Seguimo-la num único dia da sua vida: o dia em que faz 60 anos e se prepara para assistir ao primeiro concerto do filho como compositor. Até lá, vamos conhecendo alguém que não é de trato fácil. Ela esquiva-se ao vizinho amável, é indelicada para a namorada do filho e não mostra o sorriso ao ex-marido - só no final se poderão vislumbrar as suas razões para tanta amargura... Ao DN, Gerster, o realizador que vem apresentar o seu filme, e visitar Lisboa pela primeira vez, disse estar particularmente interessado em preservar o enigma de Lara: "Na mesma medida em que eu queria explorar e revelar a personagem, queria que ela permanecesse misteriosa. O meu maior desafio foi mostrar a vida interior de uma mulher que construiu um muro à volta dela e que nunca dá qualquer indicação sobre o seu estado emocional."

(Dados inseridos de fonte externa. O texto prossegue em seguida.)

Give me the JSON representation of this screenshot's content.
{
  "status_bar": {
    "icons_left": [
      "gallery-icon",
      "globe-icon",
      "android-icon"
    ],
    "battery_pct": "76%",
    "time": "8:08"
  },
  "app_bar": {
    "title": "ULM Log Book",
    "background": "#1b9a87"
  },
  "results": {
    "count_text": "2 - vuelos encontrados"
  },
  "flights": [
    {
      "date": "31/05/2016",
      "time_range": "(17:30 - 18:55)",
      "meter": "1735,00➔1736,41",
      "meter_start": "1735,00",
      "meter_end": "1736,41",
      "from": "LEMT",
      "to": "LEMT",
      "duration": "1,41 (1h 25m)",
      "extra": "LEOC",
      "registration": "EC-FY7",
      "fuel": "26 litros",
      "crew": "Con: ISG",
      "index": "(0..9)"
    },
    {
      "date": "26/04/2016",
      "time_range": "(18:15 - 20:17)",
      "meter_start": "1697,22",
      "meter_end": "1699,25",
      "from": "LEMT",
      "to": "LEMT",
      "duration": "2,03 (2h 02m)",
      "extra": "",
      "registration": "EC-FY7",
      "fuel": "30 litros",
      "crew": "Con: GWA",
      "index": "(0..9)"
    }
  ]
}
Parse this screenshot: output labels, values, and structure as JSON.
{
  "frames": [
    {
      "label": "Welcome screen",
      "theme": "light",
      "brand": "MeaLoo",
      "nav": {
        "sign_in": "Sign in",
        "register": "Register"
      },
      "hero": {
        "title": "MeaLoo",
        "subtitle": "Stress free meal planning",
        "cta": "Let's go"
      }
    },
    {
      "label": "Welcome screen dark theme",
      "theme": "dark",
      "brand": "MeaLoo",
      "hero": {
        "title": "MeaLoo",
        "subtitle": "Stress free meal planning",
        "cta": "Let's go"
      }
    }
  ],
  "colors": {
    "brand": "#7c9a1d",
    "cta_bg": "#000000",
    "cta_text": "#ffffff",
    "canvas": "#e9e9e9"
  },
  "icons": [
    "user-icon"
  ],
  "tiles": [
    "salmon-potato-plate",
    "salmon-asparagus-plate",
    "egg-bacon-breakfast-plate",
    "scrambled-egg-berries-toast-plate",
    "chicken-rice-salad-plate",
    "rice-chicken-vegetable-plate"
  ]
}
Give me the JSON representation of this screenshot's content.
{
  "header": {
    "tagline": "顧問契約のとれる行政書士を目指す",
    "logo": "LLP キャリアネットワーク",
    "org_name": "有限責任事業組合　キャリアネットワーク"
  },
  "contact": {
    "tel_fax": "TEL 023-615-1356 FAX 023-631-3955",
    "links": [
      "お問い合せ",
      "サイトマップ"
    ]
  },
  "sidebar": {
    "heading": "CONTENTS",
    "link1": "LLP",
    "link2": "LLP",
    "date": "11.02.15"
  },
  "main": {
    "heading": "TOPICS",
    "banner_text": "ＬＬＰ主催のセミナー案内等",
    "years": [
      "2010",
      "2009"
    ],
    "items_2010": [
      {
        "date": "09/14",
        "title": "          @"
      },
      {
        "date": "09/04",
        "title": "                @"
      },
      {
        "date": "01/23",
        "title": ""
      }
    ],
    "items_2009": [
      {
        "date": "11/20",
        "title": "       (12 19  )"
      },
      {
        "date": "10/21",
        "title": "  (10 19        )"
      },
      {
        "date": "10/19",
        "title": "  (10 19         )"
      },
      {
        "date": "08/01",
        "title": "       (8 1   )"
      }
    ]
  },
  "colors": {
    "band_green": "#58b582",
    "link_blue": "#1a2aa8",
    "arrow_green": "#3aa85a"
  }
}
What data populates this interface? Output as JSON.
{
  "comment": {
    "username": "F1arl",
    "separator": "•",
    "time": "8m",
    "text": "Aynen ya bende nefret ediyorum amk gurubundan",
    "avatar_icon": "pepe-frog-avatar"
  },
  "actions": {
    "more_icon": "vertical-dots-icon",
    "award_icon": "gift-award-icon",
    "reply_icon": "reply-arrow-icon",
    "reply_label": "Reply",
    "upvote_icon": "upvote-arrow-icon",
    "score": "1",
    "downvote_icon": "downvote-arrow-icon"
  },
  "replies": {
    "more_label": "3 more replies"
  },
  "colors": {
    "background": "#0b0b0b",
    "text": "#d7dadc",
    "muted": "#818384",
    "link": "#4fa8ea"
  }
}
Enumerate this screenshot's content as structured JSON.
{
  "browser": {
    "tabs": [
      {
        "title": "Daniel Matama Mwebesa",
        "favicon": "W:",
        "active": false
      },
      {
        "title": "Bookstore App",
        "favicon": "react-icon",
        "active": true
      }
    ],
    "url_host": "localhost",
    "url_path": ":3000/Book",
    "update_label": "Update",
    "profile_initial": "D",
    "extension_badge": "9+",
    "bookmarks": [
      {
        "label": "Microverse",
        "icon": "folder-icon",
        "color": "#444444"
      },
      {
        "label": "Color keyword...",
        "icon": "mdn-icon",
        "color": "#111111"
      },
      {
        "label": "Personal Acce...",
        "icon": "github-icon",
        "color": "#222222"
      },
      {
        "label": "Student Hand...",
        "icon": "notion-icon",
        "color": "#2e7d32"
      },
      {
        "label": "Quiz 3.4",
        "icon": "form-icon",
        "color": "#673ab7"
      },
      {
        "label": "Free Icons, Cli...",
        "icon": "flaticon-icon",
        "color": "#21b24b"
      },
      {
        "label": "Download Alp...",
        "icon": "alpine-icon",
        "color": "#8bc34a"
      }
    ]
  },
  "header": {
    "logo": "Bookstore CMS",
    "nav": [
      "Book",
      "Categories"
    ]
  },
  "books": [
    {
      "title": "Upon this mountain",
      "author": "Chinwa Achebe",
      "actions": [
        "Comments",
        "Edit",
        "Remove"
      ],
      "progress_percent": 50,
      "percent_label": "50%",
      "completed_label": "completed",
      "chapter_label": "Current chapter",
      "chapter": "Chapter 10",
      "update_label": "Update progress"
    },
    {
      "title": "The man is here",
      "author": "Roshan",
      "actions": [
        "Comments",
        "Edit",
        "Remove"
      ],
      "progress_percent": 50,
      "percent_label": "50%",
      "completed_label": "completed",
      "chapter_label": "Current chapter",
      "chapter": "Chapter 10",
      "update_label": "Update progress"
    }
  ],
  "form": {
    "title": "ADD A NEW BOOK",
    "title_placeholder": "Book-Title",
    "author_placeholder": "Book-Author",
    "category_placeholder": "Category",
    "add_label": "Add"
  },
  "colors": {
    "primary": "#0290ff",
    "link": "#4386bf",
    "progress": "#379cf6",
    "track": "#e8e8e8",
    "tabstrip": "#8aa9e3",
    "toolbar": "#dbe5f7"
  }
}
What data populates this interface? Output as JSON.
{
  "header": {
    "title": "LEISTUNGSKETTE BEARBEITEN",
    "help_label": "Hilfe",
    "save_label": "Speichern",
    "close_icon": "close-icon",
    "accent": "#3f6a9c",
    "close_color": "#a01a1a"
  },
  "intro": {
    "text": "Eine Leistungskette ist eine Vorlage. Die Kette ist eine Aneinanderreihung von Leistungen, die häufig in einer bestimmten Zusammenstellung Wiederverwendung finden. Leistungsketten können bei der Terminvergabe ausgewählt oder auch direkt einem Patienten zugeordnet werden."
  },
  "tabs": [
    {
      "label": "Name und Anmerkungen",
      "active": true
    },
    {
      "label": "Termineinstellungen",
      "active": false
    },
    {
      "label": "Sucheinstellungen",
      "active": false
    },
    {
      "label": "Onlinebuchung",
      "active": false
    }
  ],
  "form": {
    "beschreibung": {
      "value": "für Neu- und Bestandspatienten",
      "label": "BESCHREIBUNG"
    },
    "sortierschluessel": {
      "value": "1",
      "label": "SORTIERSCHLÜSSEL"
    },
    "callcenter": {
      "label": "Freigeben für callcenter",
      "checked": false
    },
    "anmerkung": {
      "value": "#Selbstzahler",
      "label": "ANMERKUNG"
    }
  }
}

Para gerir uma personagem tão azeda e secretamente angustiada, Corinna Harfouch foi uma escolha-relâmpago: "Acompanhei o trabalho da Corinna no cinema e na televisão durante quase duas décadas, mas foi só quando a vi em palco, no teatro, que tive uma epifania sincera - e isto um ano antes de ler o argumento de Lara. Quando o li, pensei imediatamente nela. Na verdade, a minha decisão de fazer o filme ficou dependente do compromisso dela." Perante a justeza da expressão da atriz, percebe-se porquê.

Com um estilo minimalista, sempre a observar detalhes do quotidiano, a câmara de Jan-Ole Gerster tem uma atenção especial ao modo de vida nas cidades, marcado por um traço de insensibilidade. Lara pode ser um modelo de frieza nas relações sociais, mas não será a única. E essa é uma preocupação do realizador: "O sistema capitalista, a perda de confiança na justiça social e na política são provavelmente algumas das razões pelas quais se tem perdido o sentido de compaixão, de bem comum e de gentileza. Michael Haneke refere-se a este fenómeno como a glaciação das emoções, e eu não poderia concordar mais com essa metáfora." Michael Haneke, recorde-se, o cineasta de A Pianista (2001), um filme que apresenta ligeiras afinidades com Lara...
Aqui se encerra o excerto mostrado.